If I restart the miniflux service then Vault replaces the owner to the token, but within a few hours it reverts to miniflux again.

I have this vault policy set up for the service:

path "postgres/creds/miniflux" {
  capabilities = ["read"]

and in the job I’m specifying this vault stanza:

  vault {
    policies = ["miniflux"]
    change_mode = "restart"

and of course templating the credentials in environment variables:

      template {
        destination = "secrets/env"
        change_mode = "restart"
        env         = true
        data        = <<-EOH
          {{ with secret "postgres/creds/miniflux" -}}
          DATABASE_URL=postgres://{{ .Data.username }}:{{ .Data.password }}@postgres.service.consul/miniflux?sslmode=disable
          {{- end }}

My nomad servers are configured with these Vault parameters according to the Vault integration instructions here:

vault {
  enabled = true
  address = "http://active.vault.service.consul:8200"
  token   = "<token>"
  create_from_role = "nomad-cluster"

I can only see this error in the Nomad logs:

Jan 04 12:03:44 nas nomad[975273]:     2023-01-04T12:03:44.856+0100 [INFO]  agent: (runner) rendered "(dynamic)" => "/opt/nomad/data/alloc/24a10ded-cb1a-d600-6638-99c6a867a6b8/miniflux/secrets/env"
Jan 04 12:03:44 nas nomad[975273]:     2023-01-04T12:03:44.857+0100 [INFO]  agent: (runner) stopping
Jan 04 12:03:44 nas nomad[975273]:     2023-01-04T12:03:44.857+0100 [INFO]  agent: (runner) creating new runner (dry: false, once: false)
Jan 04 12:03:44 nas nomad[975273]:     2023-01-04T12:03:44.857+0100 [INFO]  agent: (runner) received finish
Jan 04 12:03:44 nas nomad[975273]:     2023-01-04T12:03:44.857+0100 [INFO]  agent: (runner) creating watcher
Jan 04 12:03:44 nas nomad[975273]:     2023-01-04T12:03:44.858+0100 [INFO]  agent: (runner) starting
Jan 04 12:03:44 nas nomad[975273]:     2023-01-04T12:03:44.961+0100 [INFO]  client.driver_mgr.docker: created container: driver=docker container_id=e7446c8177098b00d96e4366b69be7dcaee2991fe8637dbcb0c2b48d0867ac2c
Jan 04 12:03:45 nas nomad[975273]:     2023-01-04T12:03:45.140+0100 [INFO]  agent: (runner) rendered "(dynamic)" => "/opt/nomad/data/alloc/24a10ded-cb1a-d600-6638-99c6a867a6b8/miniflux/secrets/env"
Jan 04 12:03:45 nas nomad[975273]:     2023-01-04T12:03:45.276+0100 [INFO]  client.driver_mgr.docker: started container: driver=docker container_id=e7446c8177098b00d96e4366b69be7dcaee2991fe8637dbcb0c2b48d0867ac2c
Jan 04 12:03:52 nas nomad[975273]:     2023-01-04T12:03:52.771+0100 [ERROR] nomad.event_broker: failed resolving ACL for secretID, closing subscriptions: error="ACL token not found"

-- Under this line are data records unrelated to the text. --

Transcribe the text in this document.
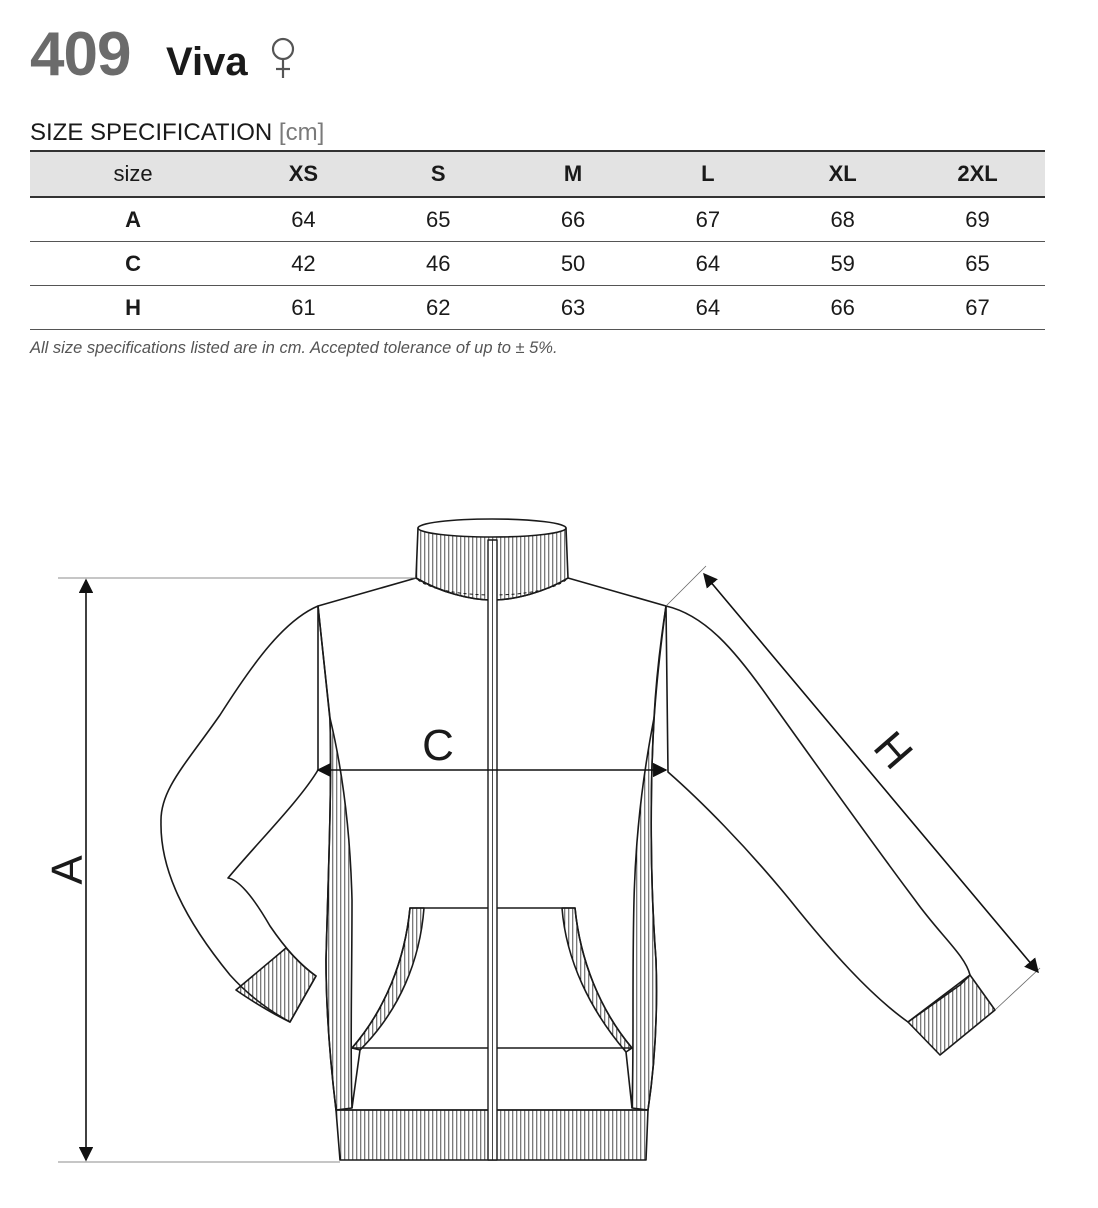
409 Viva
SIZE SPECIFICATION [cm]
size	XS	S	M	L	XL	2XL
A	64	65	66	67	68	69
C	42	46	50	64	59	65
H	61	62	63	64	66	67
All size specifications listed are in cm. Accepted tolerance of up to ± 5%.
A
C	H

The above is quite ambiguous for me though, I’m not sure what ACL token the error is referring to.

The lease renewal failed again overnight today, for 3 out of 4 services which all run with the same configs (same vault policy rules, db creation/renewal/revoke statements and same setup with the same vault and template stanzas in the job except for the service names of course. I Terraform all of the Vault resources, so I know they are fully identical.

What’s even more curious is that previously my vaultwarden service didn’t use to have this issue, it’s been running great for more than a year, but now it also started behaving like this where the lease is not renewed after redeploying it with the same config, so something appears to have changed on the nomad/vault level which causes this to fail when redeployed even with the previously working config?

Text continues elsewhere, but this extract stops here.